8 basic steps of CUT&RUN
CUT&RUN consists of just a few basic steps!
Step 1: Isolate cells & immobilize to concanavalin A (ConA) beads
Cells (or nuclei) are bound to magnetic beads coated with Concanavalin A (ConA), a lectin that binds to cell surface proteins. This supports high-throughput formatting and simplifies the separation of cells from clipped chromatin fragments in later steps.
It is important to avoid bead dry out and clumping, as this results in sample loss and reduces yields. Important quality control checks to confirm cell integrity and ConA bead binding can be found here. Additionally, some sample types may require modifications; see Sample Prep for more information.
Step 2: Permeabilize cells
Immobilized cells are treated with a buffer containing Digitonin, a nonionic detergent that permeabilizes cell membranes at low concentrations. Permeabilization is crucial for antibody and pAG-MNase binding, and allows MNase-digested DNA to diffuse into solution in later steps. Digitonin conditions must be optimized for each cell type to avoid cell lysis and/or incomplete permeabilization. For information about optimization of this step click here.
Step 3: Incubation with target-specific antibody
An antibody to the target of interest is added to the reaction and incubated overnight at 4˚C. We suggest including negative control (e.g. IgG) and positive control (e.g. H3K4me3) reactions in every experiment.
The specificity and binding efficiency of antibodies is crucial for successful CUT&RUN. In fact, the background of this assay is so low that an antibody with poor efficiency will not generate high enough yields for PCR and sequencing. In contrast, a nonspecific antibody may provide decent yields, but will lead to incorrect biological interpretations. See additional notes on antibody selection and assay controls to learn more.
Step 4: pAG-MNase binding
The following day, bead-bound cells are washed to remove unbound and/or non-specifically bound antibody. pAG-MNase is added to the reaction in the absence of calcium (Ca2+) to prevent premature activation of MNase. The immunoglobulin binding properities of pAG act to "tether" MNase to antibody-bound chromatin. Following pAG-MNase incubation, the cell/bead mixture is washed several times to remove excess pAG-MNase, which helps to prevent non-specific cleavage.
Step 5: pAG-MNase activation
Ca2+ is added to the reaction to activate MNase, which cleaves DNA proximal to where the antibody is bound. Cleaved chromatin fragments diffuse into the supernatant, while remaining bulk chromatin remains inside the bead-immobilized cells.
Because MNase is a processive enzyme, the reaction must be quenched to prevent over-digestion of released DNA. Following pAG-MNase incubation, a Stop Buffer containing EDTA and EGTA is added to chelate free calcium ions and halt enzymatic activity. Reactions are briefly heated to degrade RNA and release any remaining chromatin fragments into solution.
Step 6: DNA purification
Isolation of CUT&RUN enriched DNA is straightforward because the cells remain bound to magnetic ConA beads. Bead-coupled cells containing bulk chromatin are magnetically separated from the clipped target DNA, which remains in solution. Target DNA is purified and quantified with a fluorometric assay (e.g. ThermoFisher Qubit™).

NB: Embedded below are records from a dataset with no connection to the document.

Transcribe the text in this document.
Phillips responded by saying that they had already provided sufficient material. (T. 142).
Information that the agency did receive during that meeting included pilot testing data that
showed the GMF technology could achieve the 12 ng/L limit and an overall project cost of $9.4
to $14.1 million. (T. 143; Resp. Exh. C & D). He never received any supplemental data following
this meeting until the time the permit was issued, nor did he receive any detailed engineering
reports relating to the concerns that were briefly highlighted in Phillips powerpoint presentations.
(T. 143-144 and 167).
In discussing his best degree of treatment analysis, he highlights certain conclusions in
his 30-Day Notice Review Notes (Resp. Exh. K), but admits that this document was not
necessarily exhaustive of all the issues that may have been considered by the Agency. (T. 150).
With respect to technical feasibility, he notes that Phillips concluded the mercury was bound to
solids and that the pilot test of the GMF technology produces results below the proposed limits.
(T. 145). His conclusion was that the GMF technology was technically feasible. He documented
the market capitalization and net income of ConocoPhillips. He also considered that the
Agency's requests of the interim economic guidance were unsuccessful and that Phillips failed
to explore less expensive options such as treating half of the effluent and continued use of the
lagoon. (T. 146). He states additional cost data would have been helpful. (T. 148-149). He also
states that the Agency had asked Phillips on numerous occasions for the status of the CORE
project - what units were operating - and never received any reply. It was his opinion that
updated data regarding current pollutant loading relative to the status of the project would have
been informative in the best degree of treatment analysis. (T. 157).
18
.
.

DNA yields should NOT be used as an indicator of CUT&RUN success. Instead aim for ~5 ng DNA, which will allow robust CUT&RUN library prep. It is NOT recommended to analyze raw CUT&RUN DNA on the Bioanalyzer/TapeStation, as yields are often below the limit of detection for these methods.
EpiCypher also checks that the yields from positive controls and experimental targets are greater than the IgG negative control reaction, even if only slightly higher. After confirming DNA quality according to our outlined metrics, proceed to library prep.
Step 7: CUT&RUN library prep
Purified CUT&RUN DNA is repaired, ligated to sequencing adapters, and PCR-amplified to generate sequencing libraries. PCR is performed using parameters optimized for low CUT&RUN yields and small fragment sizes, and barcoded primers are used to enable multiplexed sequencing. EpiCypher’s Library Prep Kit is specifically optimized to further streamline your workflow.
Prior to sequencing, the best method to confirm CUT&RUN success is fragment size distribution analysis of purified libraries. The fragment size distribution and concentration of CUT&RUN libraries is confirmed using capillary electrophoresis (e.g. Agilent Bioanalyzer or TapeStation). Because MNase digests fragments to nucleosome-level resolution, the average peak size is typically ~300 bp (~170 bp fragmented DNA + adapters). For more further reading on assuring sequencing library quality, see this article.
Step 8: Illumina® next-generation sequencing
Libraries are pooled at equimolar ratios and loaded onto the desired platform for sequencing. Only 3-8 million reads per sample are required for robust signal over background (vs. >20 million for ChIP-seq), allowing users to multiplex 10s-100s of samples in a single run.